Il lavoro sui travestiti verrà pubblicato, non senza difficoltà, nel 1972. Doveva essere in principio edito da un editore comunista che però all’ultimo momento si tira indietro. Grazie al suo amico Sergio Donnabella, che s’impegna a pubblicare il libro a sue spese, diviene finalmente un volume, uscito in mille copie, che è supportato da alcuni intellettuali tra cui Alberto Moravia, Dacia Maraini (che presenta il libro a Roma) Mario Mieli e l’amica dell’artista, Barbara Alberti. Le reazioni alla pubblicazione però sono disastrose. Innanzitutto il travestimento era ancora considerato un reato e spesso i travestiti venivano arrestati: la polizia avrebbe arrestato volentieri anche Carmi, anche perché comunista, ma la sua provenienza borghese era un deterrente. A Milano le librerie nascondono il libro sotto il bancone. Cesare Musatti si rifiuta di presentarlo dicendo che per lui “è tutta gente da mettere all’ospedale”. Quello che sconvolge del libro è il fatto che i travestiti vengano fotografati in maniera amichevole, nelle loro case, durante la loro vita quotidiana, proprio a provare che anche loro esistono: hanno volti truccati e corpi conturbanti, indossano lingerie accattivante, sono coraggiosi, sono veri. Sono vivi.
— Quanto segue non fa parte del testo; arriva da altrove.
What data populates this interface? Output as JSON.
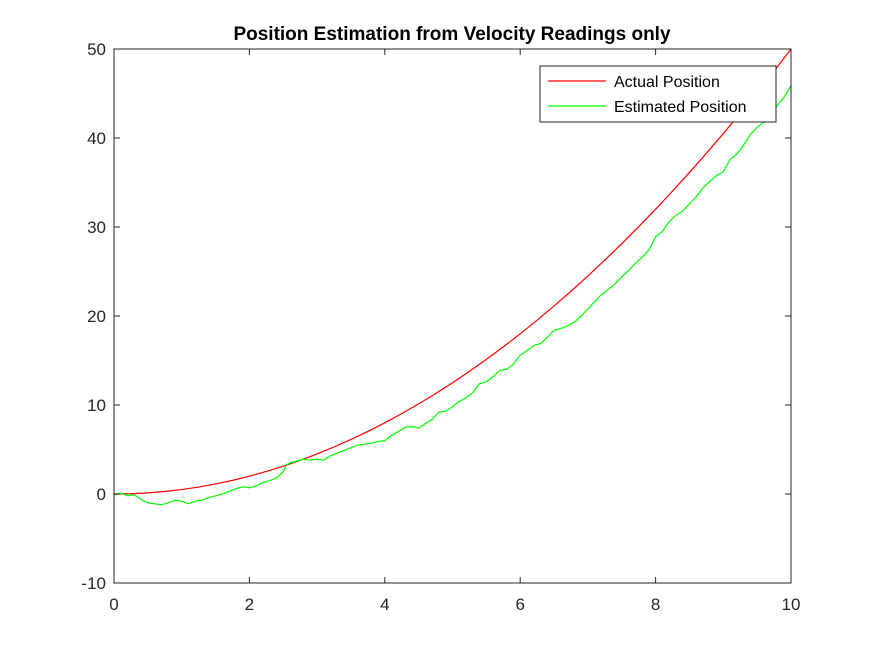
{
  "chart_data": {
    "type": "line",
    "title": "Position Estimation from Velocity Readings only",
    "xlabel": "",
    "ylabel": "",
    "xlim": [
      0,
      10
    ],
    "ylim": [
      -10,
      50
    ],
    "xticks": [
      0,
      2,
      4,
      6,
      8,
      10
    ],
    "yticks": [
      -10,
      0,
      10,
      20,
      30,
      40,
      50
    ],
    "xtick_labels": [
      "0",
      "2",
      "4",
      "6",
      "8",
      "10"
    ],
    "ytick_labels": [
      "-10",
      "0",
      "10",
      "20",
      "30",
      "40",
      "50"
    ],
    "grid": false,
    "legend_position": "top-right",
    "series": [
      {
        "name": "Actual Position",
        "color": "#ff0000",
        "x": [
          0,
          0.25,
          0.5,
          0.75,
          1,
          1.25,
          1.5,
          1.75,
          2,
          2.25,
          2.5,
          2.75,
          3,
          3.25,
          3.5,
          3.75,
          4,
          4.25,
          4.5,
          4.75,
          5,
          5.25,
          5.5,
          5.75,
          6,
          6.25,
          6.5,
          6.75,
          7,
          7.25,
          7.5,
          7.75,
          8,
          8.25,
          8.5,
          8.75,
          9,
          9.25,
          9.5,
          9.75,
          10
        ],
        "y": [
          0,
          0.03,
          0.13,
          0.28,
          0.5,
          0.78,
          1.13,
          1.53,
          2,
          2.53,
          3.13,
          3.78,
          4.5,
          5.28,
          6.13,
          7.03,
          8,
          9.03,
          10.13,
          11.28,
          12.5,
          13.78,
          15.13,
          16.53,
          18,
          19.53,
          21.13,
          22.78,
          24.5,
          26.28,
          28.13,
          30.03,
          32,
          34.03,
          36.13,
          38.28,
          40.5,
          42.78,
          45.13,
          47.53,
          50
        ]
      },
      {
        "name": "Estimated Position",
        "color": "#00ff00",
        "x": [
          0,
          0.1,
          0.2,
          0.3,
          0.4,
          0.5,
          0.6,
          0.7,
          0.8,
          0.9,
          1.0,
          1.1,
          1.2,
          1.3,
          1.4,
          1.5,
          1.6,
          1.7,
          1.8,
          1.9,
          2.0,
          2.1,
          2.2,
          2.3,
          2.4,
          2.5,
          2.55,
          2.6,
          2.7,
          2.8,
          2.9,
          3.0,
          3.1,
          3.2,
          3.3,
          3.4,
          3.5,
          3.6,
          3.7,
          3.8,
          3.9,
          4.0,
          4.1,
          4.2,
          4.3,
          4.4,
          4.5,
          4.6,
          4.7,
          4.8,
          4.9,
          5.0,
          5.1,
          5.2,
          5.3,
          5.4,
          5.5,
          5.6,
          5.7,
          5.8,
          5.9,
          6.0,
          6.1,
          6.2,
          6.3,
          6.4,
          6.5,
          6.6,
          6.7,
          6.8,
          6.9,
          7.0,
          7.1,
          7.2,
          7.3,
          7.4,
          7.5,
          7.6,
          7.7,
          7.8,
          7.9,
          8.0,
          8.1,
          8.2,
          8.3,
          8.4,
          8.5,
          8.6,
          8.7,
          8.8,
          8.9,
          9.0,
          9.1,
          9.2,
          9.3,
          9.4,
          9.5,
          9.6,
          9.7,
          9.8,
          9.9,
          10.0
        ],
        "y": [
          -0.1,
          0.1,
          -0.2,
          -0.1,
          -0.6,
          -1.0,
          -1.1,
          -1.2,
          -1.0,
          -0.7,
          -0.8,
          -1.1,
          -0.8,
          -0.7,
          -0.4,
          -0.2,
          0.0,
          0.3,
          0.6,
          0.8,
          0.7,
          0.9,
          1.3,
          1.5,
          1.8,
          2.5,
          3.3,
          3.5,
          3.7,
          3.9,
          3.8,
          3.9,
          3.8,
          4.3,
          4.6,
          4.9,
          5.2,
          5.5,
          5.6,
          5.7,
          5.9,
          6.0,
          6.6,
          7.0,
          7.5,
          7.6,
          7.4,
          7.9,
          8.4,
          9.2,
          9.3,
          9.8,
          10.4,
          10.8,
          11.4,
          12.4,
          12.6,
          13.2,
          13.9,
          14.0,
          14.6,
          15.6,
          16.1,
          16.7,
          16.9,
          17.6,
          18.4,
          18.6,
          18.9,
          19.3,
          20.0,
          20.8,
          21.6,
          22.4,
          23.0,
          23.6,
          24.4,
          25.1,
          25.9,
          26.6,
          27.4,
          28.9,
          29.5,
          30.6,
          31.3,
          31.8,
          32.6,
          33.4,
          34.4,
          35.1,
          35.8,
          36.2,
          37.6,
          38.2,
          39.2,
          40.4,
          41.2,
          41.8,
          42.4,
          43.7,
          44.6,
          45.9
        ]
      }
    ]
  }
}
Per salvarli dal macero, Barbara Alberti compera tutte le copie esistenti del libro. L’artista Francesco Vezzoli racconta l’intera storia:
“Un giorno, questa intellettuale radicale, Barbara Alberti, decise di acquistare tutti i libri. Tutti! Ha riempito la sua casa con tutte le copie; sono diventati il tavolo di fronte al divano. Oggi, potresti trovare il libro solo per 3mila, 4mila dollari a causa della sua rarità. Alberti decise che, poiché questo libro era stato frainteso, doveva essere consegnato solo alle persone intelligenti, come fosse un dono. È una storia che adoro. Questa donna, borghese, ebrea, super intelligente, appartenente a una famiglia coraggiosa, realizza un libro. Il libro non vende. Un’altra donna intelligente esce, compra tutti i libri e decide di diventarne – come posso dire – il distributore surreale. Il distributore astratto di un oggetto intellettuale che è troppo radicale per essere acquistato”.
I lavori fotografici di Lisetta Carmi sono ancora oggi più attuali che mai. Basti pensare che la transessualità è tuttora considerata un disturbo dell’identità di genere da curare chirurgicamente, con ormoni maschili o femminili e con farmaci che ledono organi perfettamente sani. Le fotografie di Lisetta Carmi, dopo anni di oblio, oggi sono esposte in diverse mostre di gruppo e personali. Il suo libro “I travestiti” ha vinto diversi premi, tra cui il premio mondiale del libro di Lipsia, e il “The Concerned Photographer” attraverso cui la sua opera è stata esposta nelle sale Apollinee della Fenice di Venezia.
Nel 1976 Carmi, dopo vent’anni, abbandona la fotografia per entrare nella quarta fase della sua esistenza: si dedica a diffondere gli insegnamenti del maestro Babaj, il quale la incarica di istituire un’ashram a questo fine. Lei accetta e fonda, a Cisternino in Puglia, Bhole Bhole, che diventerà il primo punto internazionale in Europa “per la trasformazione delle persone e per la purificazione della loro mente, per la meditazione e per il Karma yoga”.
Oggi, nella sua quinta vita, Carmi, sulla soglia dei cent’anni, non vive più nell’ashram, ma nel centro di un paese della Puglia. Ha scoperto l’arte cinese e il Tao ed è tornata a occuparsi di bambini. Quando in un’intervista le chiedono se ha un sogno nel cassetto risponde:
“L’unico mio sogno è di vivere in verità, semplicità e amore. In salute e in armonia col creato. Om Namaha Shivaya.”
Non l’ha forse fatto per tutta la vita?